Maj. Dwivedi was just one of more than 400 Indian soldiers who lost their lives in the blustery, shivering war fought on the frozen peaks of the western Himalayas in the summer of 1999 in a bid to win the strategic heights of Kashmir.

While Dwivedi fell to hostile fire, a number of casualties in the 1999 conflict were victims of the punishing rigors of fighting at altitudes of 18,000 feet and more, where avalanches, snowstorms and the very air a rarefied atmosphere that can cause fatal conditions such as pulmonary and cerebral edema pose a greater threat than enemy fire.

Almost three years after the armies of India and Pakistan fought what is popularly called "the war on the roof of the world," a blustery fight that cost the two impoverished South Asian nations an estimated $1 million a day at its height, the armies of the two rival nuclear nations are gearing up for yet another confrontation.

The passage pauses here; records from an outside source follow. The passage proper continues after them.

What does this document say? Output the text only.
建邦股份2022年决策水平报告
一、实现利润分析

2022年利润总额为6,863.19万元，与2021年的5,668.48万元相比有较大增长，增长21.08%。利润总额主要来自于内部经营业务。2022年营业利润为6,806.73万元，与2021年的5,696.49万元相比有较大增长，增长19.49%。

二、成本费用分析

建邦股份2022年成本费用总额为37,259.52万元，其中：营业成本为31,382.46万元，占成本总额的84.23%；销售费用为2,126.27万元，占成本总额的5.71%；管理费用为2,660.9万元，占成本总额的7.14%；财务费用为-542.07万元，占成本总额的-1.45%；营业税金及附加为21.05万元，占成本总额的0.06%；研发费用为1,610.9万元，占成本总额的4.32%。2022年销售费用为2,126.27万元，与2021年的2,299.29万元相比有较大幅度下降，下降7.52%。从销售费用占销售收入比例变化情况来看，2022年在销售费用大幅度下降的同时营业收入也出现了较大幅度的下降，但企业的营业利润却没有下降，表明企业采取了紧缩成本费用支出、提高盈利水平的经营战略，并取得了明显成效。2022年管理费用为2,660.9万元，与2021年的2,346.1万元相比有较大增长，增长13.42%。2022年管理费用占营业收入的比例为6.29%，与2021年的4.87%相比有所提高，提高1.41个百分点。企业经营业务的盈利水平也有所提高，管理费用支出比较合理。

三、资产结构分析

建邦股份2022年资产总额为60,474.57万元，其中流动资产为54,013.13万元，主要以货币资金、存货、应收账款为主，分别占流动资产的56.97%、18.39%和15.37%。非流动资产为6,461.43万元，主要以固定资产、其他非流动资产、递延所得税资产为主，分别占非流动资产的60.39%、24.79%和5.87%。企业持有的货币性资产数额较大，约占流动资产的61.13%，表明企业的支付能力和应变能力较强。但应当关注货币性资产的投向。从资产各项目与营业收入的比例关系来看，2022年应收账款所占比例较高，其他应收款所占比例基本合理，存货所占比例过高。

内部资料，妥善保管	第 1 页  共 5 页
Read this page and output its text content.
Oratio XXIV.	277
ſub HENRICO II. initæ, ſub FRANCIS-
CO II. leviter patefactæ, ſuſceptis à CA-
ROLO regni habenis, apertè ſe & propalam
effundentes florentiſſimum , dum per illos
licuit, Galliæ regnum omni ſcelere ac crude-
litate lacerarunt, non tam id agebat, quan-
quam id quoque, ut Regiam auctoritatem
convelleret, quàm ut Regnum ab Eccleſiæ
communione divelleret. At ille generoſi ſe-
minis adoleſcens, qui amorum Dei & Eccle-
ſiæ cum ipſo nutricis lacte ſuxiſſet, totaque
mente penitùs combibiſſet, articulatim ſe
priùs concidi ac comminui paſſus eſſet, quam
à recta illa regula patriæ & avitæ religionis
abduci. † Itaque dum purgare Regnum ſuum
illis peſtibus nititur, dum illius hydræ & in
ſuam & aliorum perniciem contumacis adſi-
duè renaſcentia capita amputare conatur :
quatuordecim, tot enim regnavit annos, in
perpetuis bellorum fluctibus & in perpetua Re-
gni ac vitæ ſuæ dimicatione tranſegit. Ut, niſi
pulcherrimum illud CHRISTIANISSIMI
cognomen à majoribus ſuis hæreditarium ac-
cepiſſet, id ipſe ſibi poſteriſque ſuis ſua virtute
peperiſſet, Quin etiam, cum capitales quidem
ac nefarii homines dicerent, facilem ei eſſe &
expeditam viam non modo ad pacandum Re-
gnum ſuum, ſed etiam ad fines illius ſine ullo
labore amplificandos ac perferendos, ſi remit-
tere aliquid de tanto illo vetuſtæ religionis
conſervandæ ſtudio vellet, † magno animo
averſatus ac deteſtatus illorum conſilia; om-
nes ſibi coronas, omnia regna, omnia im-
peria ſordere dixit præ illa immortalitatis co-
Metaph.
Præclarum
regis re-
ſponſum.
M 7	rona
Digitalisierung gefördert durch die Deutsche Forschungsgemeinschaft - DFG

Amid intense international pressure to arrange a face-to-face meeting between Indian Prime Minister Atal Behari Vajpayee and Pakistani President Pervez Musharraf at the sidelines of a summit in Kazakhstan, the international community has warned that a likely full-scale war between the two nuclear nations would be, in the words of U.S. Deputy Defense Secretary Paul Wolfowitz, "somewhere between terrible and catastrophic."

Heights of Fear

Catastrophe is lurking on one of the world's dizziest and most spectacular landscapes, a soaring terrain sandwiched between the fertile plains of the Indian subcontinent and the vast wastelands of Central Asia that has, through the centuries, captured the imaginations of men yet persistently rebuffed the greed of conquerors.